Estaba consciente, pero no tenía idea de por qué. Saqué una foto de Lorelei y la observé fijamente. Era bonita, con grandes ojos grises, una figura pequeña y una sonrisa elegante. Su cabello negro azabache estaba recogido en un moño y aretes de perlas adornaban sus orejas. Considerándolo todo, era una mujer hermosa, que claramente había sido criada en el centro de atención y sabía cómo actuar en consecuencia. Ella era perfecta para mi imagen y la de mi familia.
—Tengo que admitir que esto es un poco extraño, —dije recostándome en mi silla.
—Sí, lo sé. Nunca antes habíamos hecho este tipo de conexión.
Sabía exactamente lo que quería decir sin que él lo dijera. Estábamos haciendo algo sin precedentes; salir de la familia o de aquellos cercanos a nosotros para casarnos y unirnos con personas que conocíamos vagamente pero que no eran cercanas. Yakuzas. Eran tan diferentes a nosotros. Demonios, ni siquiera incursionaban en el tráfico de drogas. Nuestras familias eran como el día y la noche; el nuestro salvaje y el otro disciplinado.
—¿Está seguro? —le pregunté a mi padre, con el estómago encogido al ver nuevamente la foto de Lorelei.
—Fue idea tuya —señaló, con un tono gruñón que decía que estaba al borde del disgusto. —¿Recuerdas?
Asentí, pero ¿fue realmente así? Sí, estaba seguro de que era lo correcto. Cualquier cosa para ayudar a mi familia valía la pena. Sin embargo, mi padre fue quien puso todo en marcha. Él había concertado las citas, las reuniones y lo había supervisado todo. En cierto modo, sentí como si me hubiera atado la garganta y me arrastrara, mientras me hacía pensar que había sido idea mía.

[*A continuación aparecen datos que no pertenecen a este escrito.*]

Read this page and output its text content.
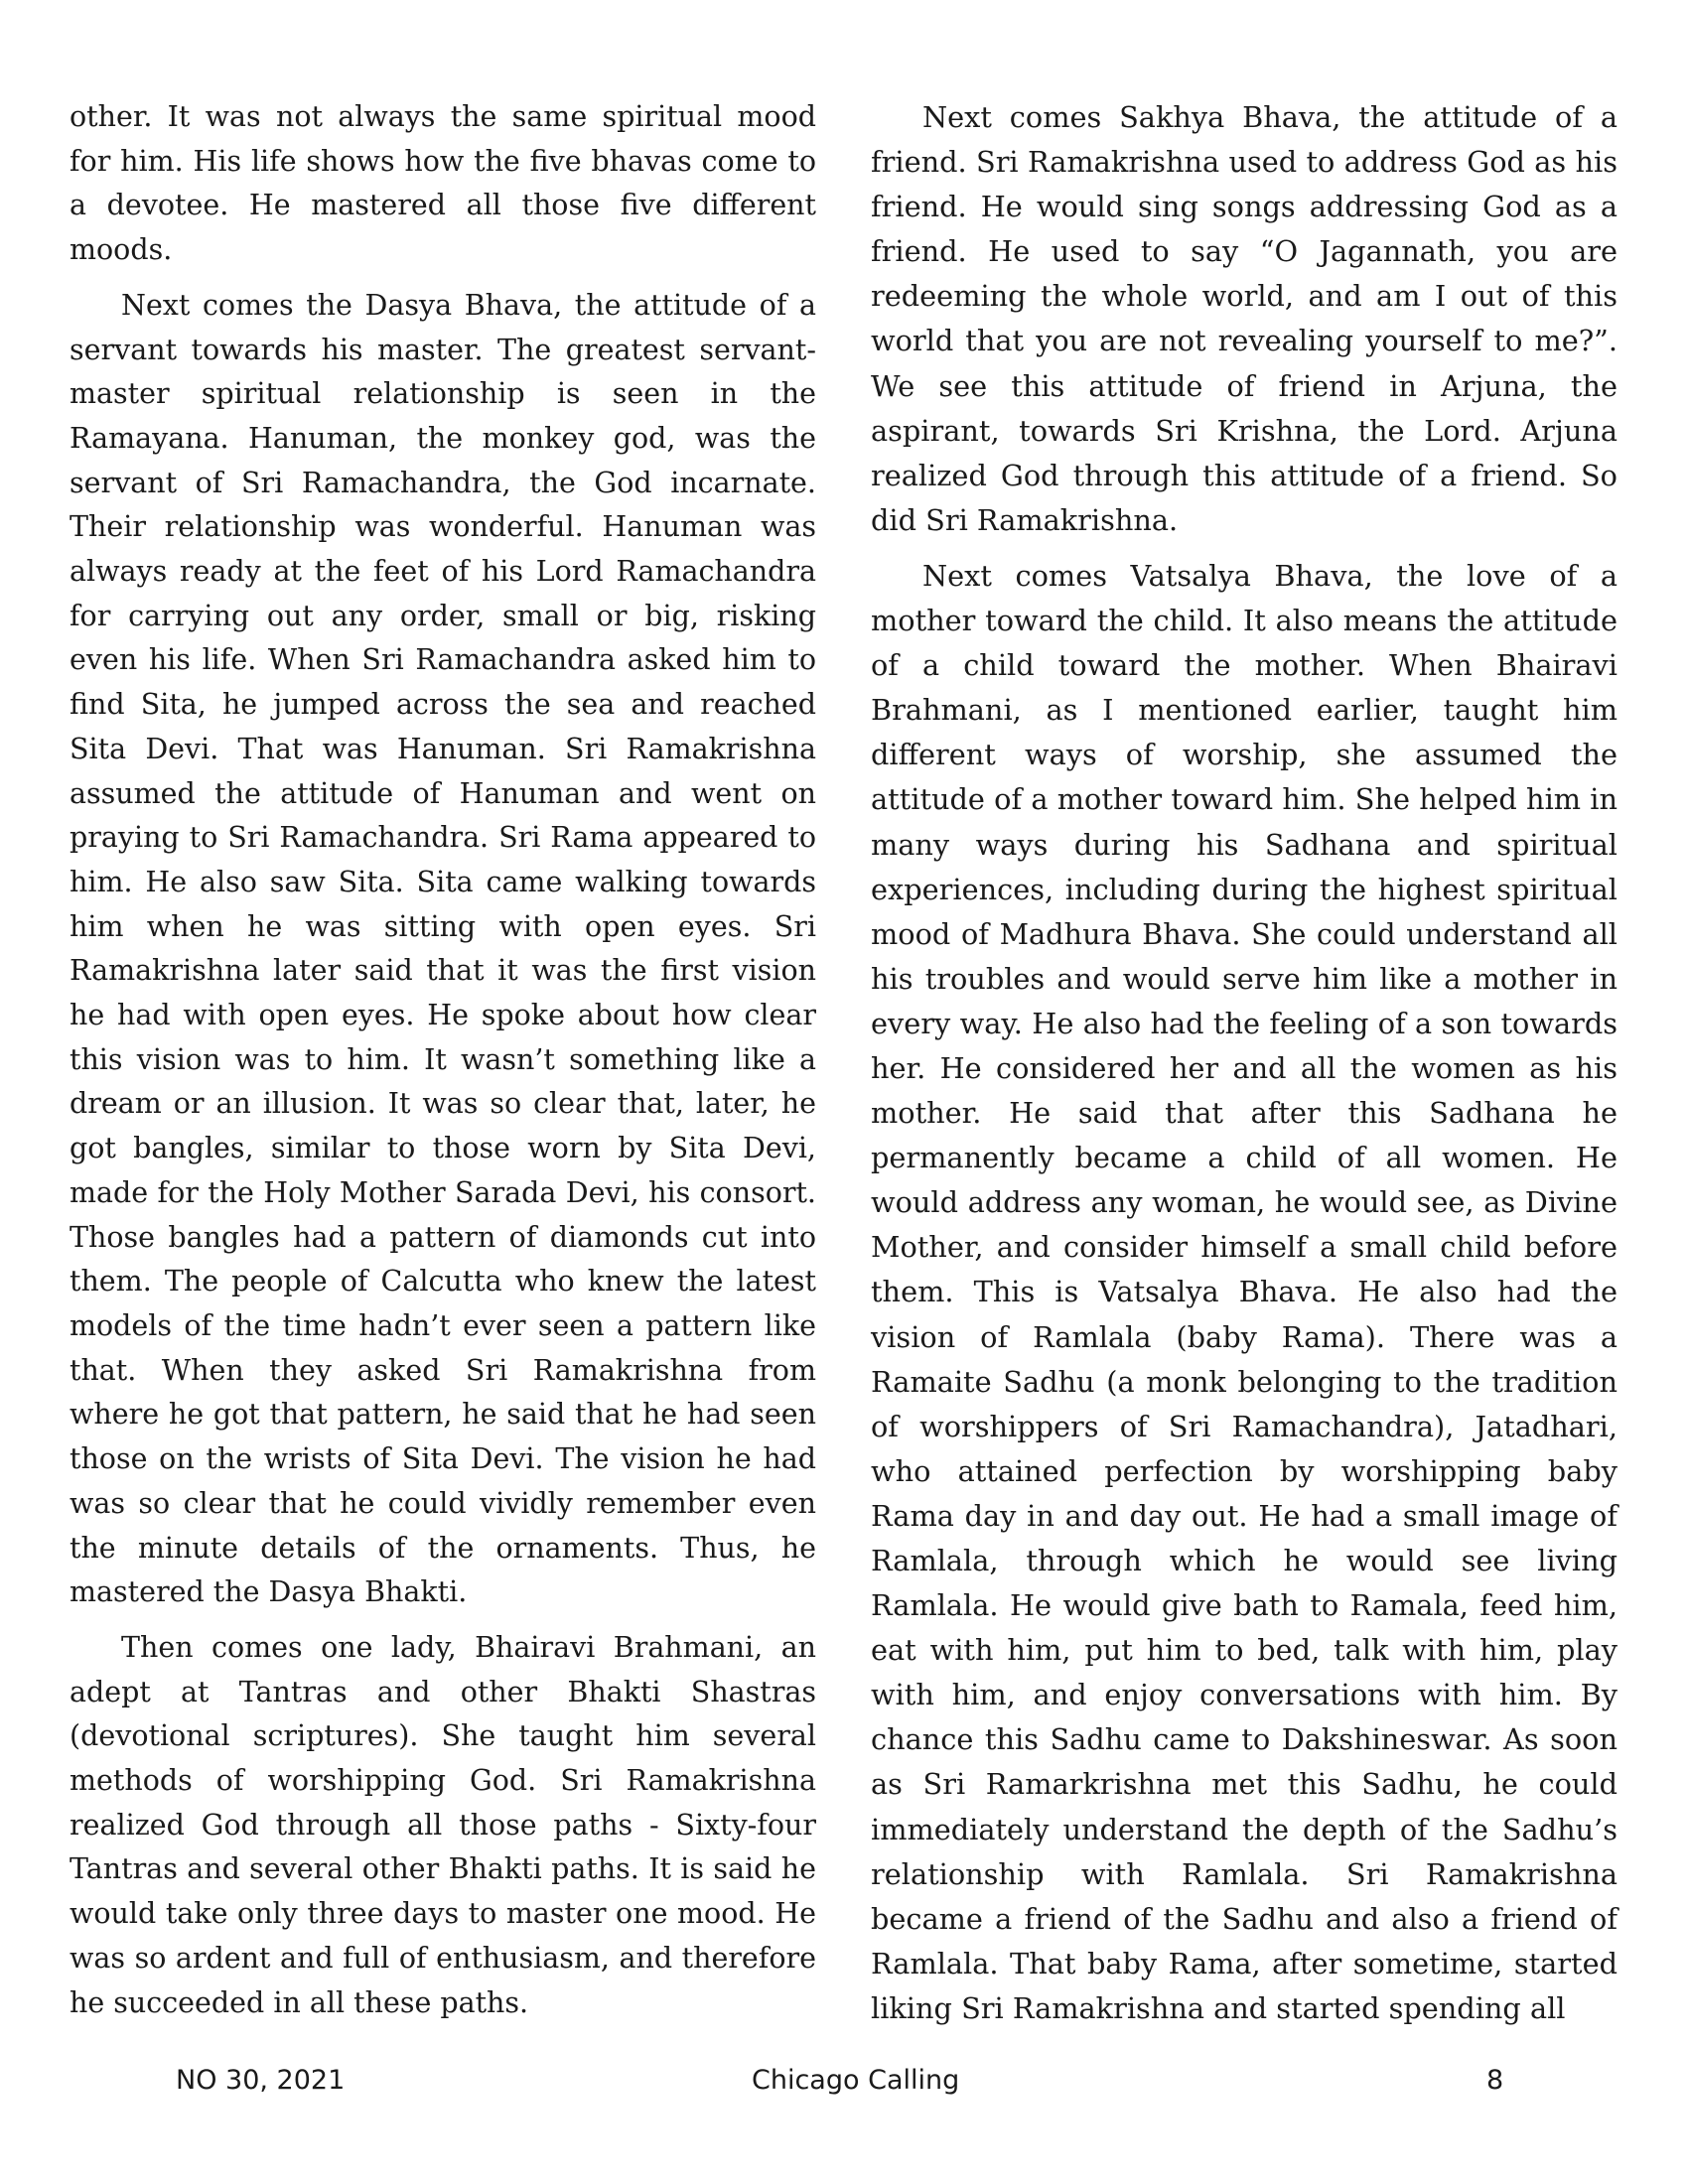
other. It was not always the same spiritual mood for him. His life shows how the five bhavas come to a devotee. He mastered all those five different moods.

Next comes the Dasya Bhava, the attitude of a servant towards his master. The greatest servant-master spiritual relationship is seen in the Ramayana. Hanuman, the monkey god, was the servant of Sri Ramachandra, the God incarnate. Their relationship was wonderful. Hanuman was always ready at the feet of his Lord Ramachandra for carrying out any order, small or big, risking even his life. When Sri Ramachandra asked him to find Sita, he jumped across the sea and reached Sita Devi. That was Hanuman. Sri Ramakrishna assumed the attitude of Hanuman and went on praying to Sri Ramachandra. Sri Rama appeared to him. He also saw Sita. Sita came walking towards him when he was sitting with open eyes. Sri Ramakrishna later said that it was the first vision he had with open eyes. He spoke about how clear this vision was to him. It wasn’t something like a dream or an illusion. It was so clear that, later, he got bangles, similar to those worn by Sita Devi, made for the Holy Mother Sarada Devi, his consort. Those bangles had a pattern of diamonds cut into them. The people of Calcutta who knew the latest models of the time hadn’t ever seen a pattern like that. When they asked Sri Ramakrishna from where he got that pattern, he said that he had seen those on the wrists of Sita Devi. The vision he had was so clear that he could vividly remember even the minute details of the ornaments. Thus, he mastered the Dasya Bhakti.

Then comes one lady, Bhairavi Brahmani, an adept at Tantras and other Bhakti Shastras (devotional scriptures). She taught him several methods of worshipping God. Sri Ramakrishna realized God through all those paths - Sixty-four Tantras and several other Bhakti paths. It is said he would take only three days to master one mood. He was so ardent and full of enthusiasm, and therefore he succeeded in all these paths.

Next comes Sakhya Bhava, the attitude of a friend. Sri Ramakrishna used to address God as his friend. He would sing songs addressing God as a friend. He used to say “O Jagannath, you are redeeming the whole world, and am I out of this world that you are not revealing yourself to me?”. We see this attitude of friend in Arjuna, the aspirant, towards Sri Krishna, the Lord. Arjuna realized God through this attitude of a friend. So did Sri Ramakrishna.

Next comes Vatsalya Bhava, the love of a mother toward the child. It also means the attitude of a child toward the mother. When Bhairavi Brahmani, as I mentioned earlier, taught him different ways of worship, she assumed the attitude of a mother toward him. She helped him in many ways during his Sadhana and spiritual experiences, including during the highest spiritual mood of Madhura Bhava. She could understand all his troubles and would serve him like a mother in every way. He also had the feeling of a son towards her. He considered her and all the women as his mother. He said that after this Sadhana he permanently became a child of all women. He would address any woman, he would see, as Divine Mother, and consider himself a small child before them. This is Vatsalya Bhava. He also had the vision of Ramlala (baby Rama). There was a Ramaite Sadhu (a monk belonging to the tradition of worshippers of Sri Ramachandra), Jatadhari, who attained perfection by worshipping baby Rama day in and day out. He had a small image of Ramlala, through which he would see living Ramlala. He would give bath to Ramala, feed him, eat with him, put him to bed, talk with him, play with him, and enjoy conversations with him. By chance this Sadhu came to Dakshineswar. As soon as Sri Ramarkrishna met this Sadhu, he could immediately understand the depth of the Sadhu’s relationship with Ramlala. Sri Ramakrishna became a friend of the Sadhu and also a friend of Ramlala. That baby Rama, after sometime, started liking Sri Ramakrishna and started spending all

NO 30, 2021	Chicago Calling	8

—Jungkook. No necesito explicarte lo importante que es esto. La tensión entre nuestras familias se ha fortalecido últimamente. No queremos arruinar esto. Ya casi he terminado de establecer las cosas aquí. Cuando regrese, espero que hayas avanzado. Haz algo de tu vida.
—Sí, señor —dije enseguida, tragando saliva con dificultad. —Por supuesto. Ci penserò io, (Voy a pensar en ello) padre.
—Ese es mi chico. —Se rio entre dientes. —Le avisaré a tu madre para que pueda planificar la boda real dentro de aproximadamente un mes. Eso le dará algo que hacer.
Estuve de acuerdo, pero por dentro gemí. Mi madre se divertiría preparando mi boda, pero sólo para poder ser el centro de atención. No quería tratar con ella tanto como no quería casarme.
—Jungkook.
—Sí —dije, volviendo a sintonizarnos una vez más.
—Agarra a esta chica, mantenla cerca, ponle un bebé. ¿Okay? Eso es todo lo que tienes que hacer. Lorelei será una gran adición a cualquier hogar. No tendrás ningún problema con ella siempre que le compres cosas bonitas y sonrías de vez en cuando. ¿Entiendo?
—Sí.
—Bien. Me tengo que ir.
Colgamos después de despedirnos. Me hundí aún más en el cuero crujiente de mi asiento mientras me pellizcaba el puente de la nariz entre los dedos. Cásate, prepárala y continúa con tus actividades como siempre mientras haces lo mínimo para mantenerla feliz. Fácil, ¿verdad?
No lo parecía.
Mi teléfono vibró sobre el escritorio. Suspirando, lo levanté después de ver el nombre de Enzo.
—¿Sí?
—Pequeño problema —empezó mi hermano, ni siquiera con un saludo. —Estaba atendiendo el último lote de facturas y me encontré con un problema. Podría haber causado un desastre.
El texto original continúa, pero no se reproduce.